I had the surgery March 19th. I am in the process of eating and walking to build my strength so I can withstand the chemo. Mike, thanks for sharing. I can’t hear enough of people who have had the surgery and have survived. There is an aggressive chemo that my surgeon wants for me. My new mantra is “a little bit better every day “. Thanx for all of the well wishes. 

05/17/19 09:01 PM #1584    


Lucy Gilbert (Rhoda)

Words cannot describe my shock and sadness when I was informed of Anita Gutnick Greenwald's death.  A mutual friend of ours said she died on May 8th following a car accident.

Living in Macon, Georgia, with her husband Herb, she had 2 sons and 2 grandchildren. Anita was very active in many professional, educational, and charitable organizations.  

I remember her smile and spirit.  And, let's not forget her red hair !!!  She was such a bright, sweet person, whom I found to be kind to me and others.
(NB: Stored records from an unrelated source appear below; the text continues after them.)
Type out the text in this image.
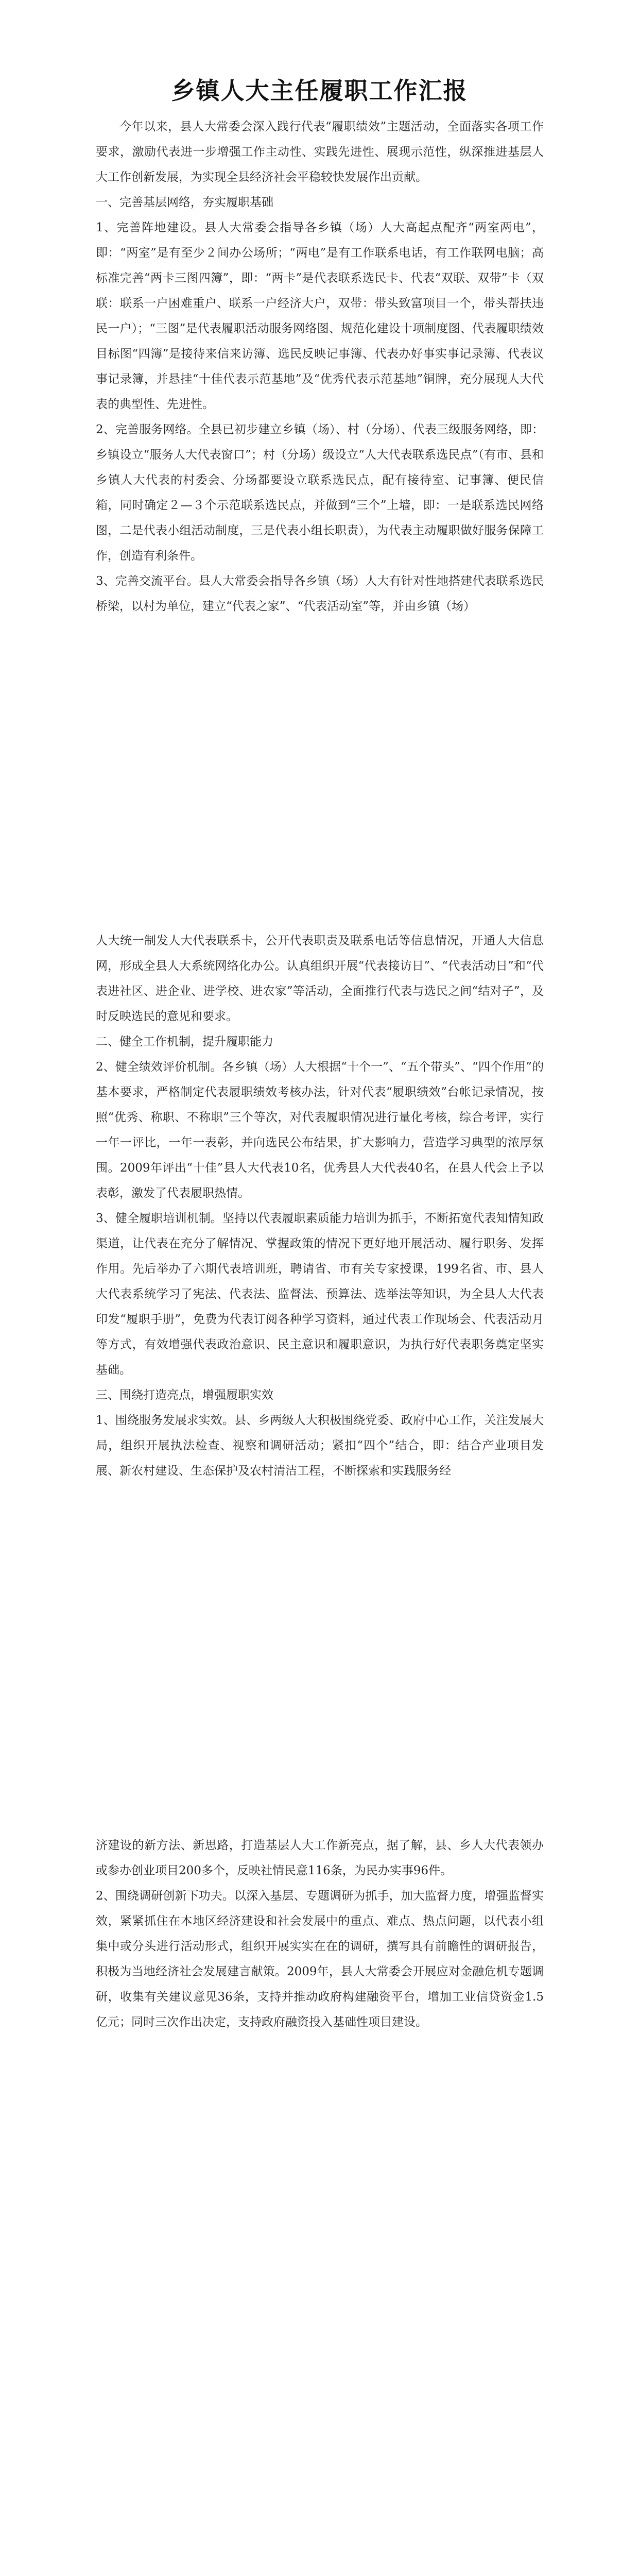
乡镇人大主任履职工作汇报

今年以来，县人大常委会深入践行代表“履职绩效”主题活动，全面落实各项工作要求，激励代表进一步增强工作主动性、实践先进性、展现示范性，纵深推进基层人大工作创新发展，为实现全县经济社会平稳较快发展作出贡献。

一、完善基层网络，夯实履职基础

1、完善阵地建设。县人大常委会指导各乡镇（场）人大高起点配齐“两室两电”，即：“两室”是有至少２间办公场所；“两电”是有工作联系电话，有工作联网电脑；高标准完善“两卡三图四簿”，即：“两卡”是代表联系选民卡、代表“双联、双带”卡（双联：联系一户困难重户、联系一户经济大户，双带：带头致富项目一个，带头帮扶违民一户）；“三图”是代表履职活动服务网络图、规范化建设十项制度图、代表履职绩效目标图“四簿”是接待来信来访簿、选民反映记事簿、代表办好事实事记录簿、代表议事记录簿，并悬挂“十佳代表示范基地”及“优秀代表示范基地”铜牌，充分展现人大代表的典型性、先进性。

2、完善服务网络。全县已初步建立乡镇（场）、村（分场）、代表三级服务网络，即：乡镇设立“服务人大代表窗口”；村（分场）级设立“人大代表联系选民点”（有市、县和乡镇人大代表的村委会、分场都要设立联系选民点，配有接待室、记事簿、便民信箱，同时确定２—３个示范联系选民点，并做到“三个”上墙，即：一是联系选民网络图，二是代表小组活动制度，三是代表小组长职责），为代表主动履职做好服务保障工作，创造有利条件。

3、完善交流平台。县人大常委会指导各乡镇（场）人大有针对性地搭建代表联系选民桥梁，以村为单位，建立“代表之家”、“代表活动室”等，并由乡镇（场）

人大统一制发人大代表联系卡，公开代表职责及联系电话等信息情况，开通人大信息网，形成全县人大系统网络化办公。认真组织开展“代表接访日”、“代表活动日”和“代表进社区、进企业、进学校、进农家”等活动，全面推行代表与选民之间“结对子”，及时反映选民的意见和要求。

二、健全工作机制，提升履职能力

2、健全绩效评价机制。各乡镇（场）人大根据“十个一”、“五个带头”、“四个作用”的基本要求，严格制定代表履职绩效考核办法，针对代表“履职绩效”台帐记录情况，按照“优秀、称职、不称职”三个等次，对代表履职情况进行量化考核，综合考评，实行一年一评比，一年一表彰，并向选民公布结果，扩大影响力，营造学习典型的浓厚氛围。2009年评出“十佳”县人大代表10名，优秀县人大代表40名，在县人代会上予以表彰，激发了代表履职热情。

3、健全履职培训机制。坚持以代表履职素质能力培训为抓手，不断拓宽代表知情知政渠道，让代表在充分了解情况、掌握政策的情况下更好地开展活动、履行职务、发挥作用。先后举办了六期代表培训班，聘请省、市有关专家授课，199名省、市、县人大代表系统学习了宪法、代表法、监督法、预算法、选举法等知识，为全县人大代表印发“履职手册”，免费为代表订阅各种学习资料，通过代表工作现场会、代表活动月等方式，有效增强代表政治意识、民主意识和履职意识，为执行好代表职务奠定坚实基础。

三、围绕打造亮点，增强履职实效

1、围绕服务发展求实效。县、乡两级人大积极围绕党委、政府中心工作，关注发展大局，组织开展执法检查、视察和调研活动；紧扣“四个”结合，即：结合产业项目发展、新农村建设、生态保护及农村清洁工程，不断探索和实践服务经

济建设的新方法、新思路，打造基层人大工作新亮点，据了解，县、乡人大代表领办或参办创业项目200多个，反映社情民意116条，为民办实事96件。

2、围绕调研创新下功夫。以深入基层、专题调研为抓手，加大监督力度，增强监督实效，紧紧抓住在本地区经济建设和社会发展中的重点、难点、热点问题，以代表小组集中或分头进行活动形式，组织开展实实在在的调研，撰写具有前瞻性的调研报告，积极为当地经济社会发展建言献策。2009年，县人大常委会开展应对金融危机专题调研，收集有关建议意见36条，支持并推动政府构建融资平台，增加工业信贷资金1.5亿元；同时三次作出决定，支持政府融资投入基础性项目建设。
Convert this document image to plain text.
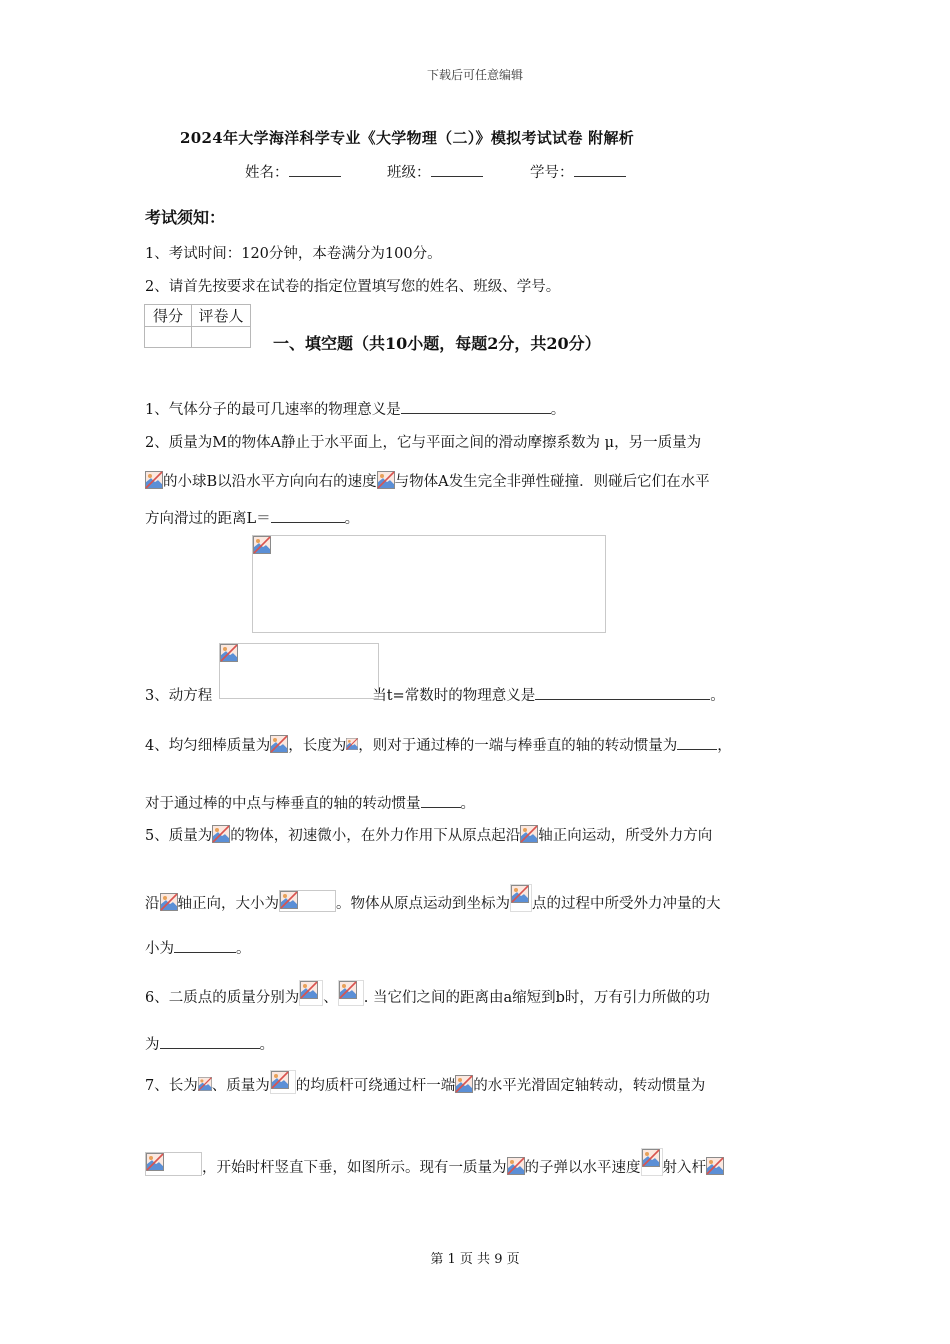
下载后可任意编辑
2024年大学海洋科学专业《大学物理（二）》模拟考试试卷 附解析
姓名：	班级：	学号：
考试须知：
1、考试时间：120分钟，本卷满分为100分。
2、请首先按要求在试卷的指定位置填写您的姓名、班级、学号。
得分	评卷人

一、填空题（共10小题，每题2分，共20分）
1、气体分子的最可几速率的物理意义是	。
2、质量为M的物体A静止于水平面上，它与平面之间的滑动摩擦系数为 μ，另一质量为
的小球B以沿水平方向向右的速度 与物体A发生完全非弹性碰撞．则碰后它们在水平
方向滑过的距离L＝	。
3、动方程	当t=常数时的物理意义是	。
4、均匀细棒质量为 ，长度为 ，则对于通过棒的一端与棒垂直的轴的转动惯量为	，
对于通过棒的中点与棒垂直的轴的转动惯量	。
5、质量为 的物体，初速微小，在外力作用下从原点起沿 轴正向运动，所受外力方向
沿 轴正向，大小为	。物体从原点运动到坐标为 点的过程中所受外力冲量的大
小为	。
6、二质点的质量分别为 、 . 当它们之间的距离由a缩短到b时，万有引力所做的功
为	。
7、长为 、质量为 的均质杆可绕通过杆一端 的水平光滑固定轴转动，转动惯量为
，开始时杆竖直下垂，如图所示。现有一质量为 的子弹以水平速度 射入杆
第 1 页 共 9 页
She was taken too soon and will be missed.

05/18/19 11:45 AM #1585    

George Trapp



Am sorry to learn of Anita's untimely passing. It's difficult enough to navigate the health challenges so common at our age so it is unfortunate that someone is gone from some cause likely preventable. Still I'm pretty sure that most of us have survived ourselves'and others' careless driving by the grace of God.  ---- Jeryy, how goes it for you ?



05/19/19 01:54 PM #1586    

Sunny Ingber (Drohan)

I am so alarmed that one of our classmates, Anita Gutnick, died so unexpectedly. It’s so sad for her family. I can not imagine what they must be going through. She was such a sweet person  I remember her helping me with with a technical problem some years ago. It was so thoughtful of her to take the time.

My prayers are that her family finds strength to deal with this tragedy. 

Sunny Ingber Drohan

05/19/19 01:58 PM #1587    

Sunny Ingber (Drohan)

Jerry Chonin, I was thinking about your situation with your illness and how you are dealing with it. You are so brave to go through this procedure to rid yourself of this horrendous disease.   My prayers are that you will beat this and come back stronger. We all are rooting for you. 

05/19/19 06:26 PM #1588    

Susan Abrams (Pelleg)

Anita Gutnick Greenwald was a good friend of mine.  Our families friendship goes back three generations.  Anita was the maid of honor at my wedding  55 years ago.  I can't tell you how shocked I was to hear about her death.  May her memory be for a blessing.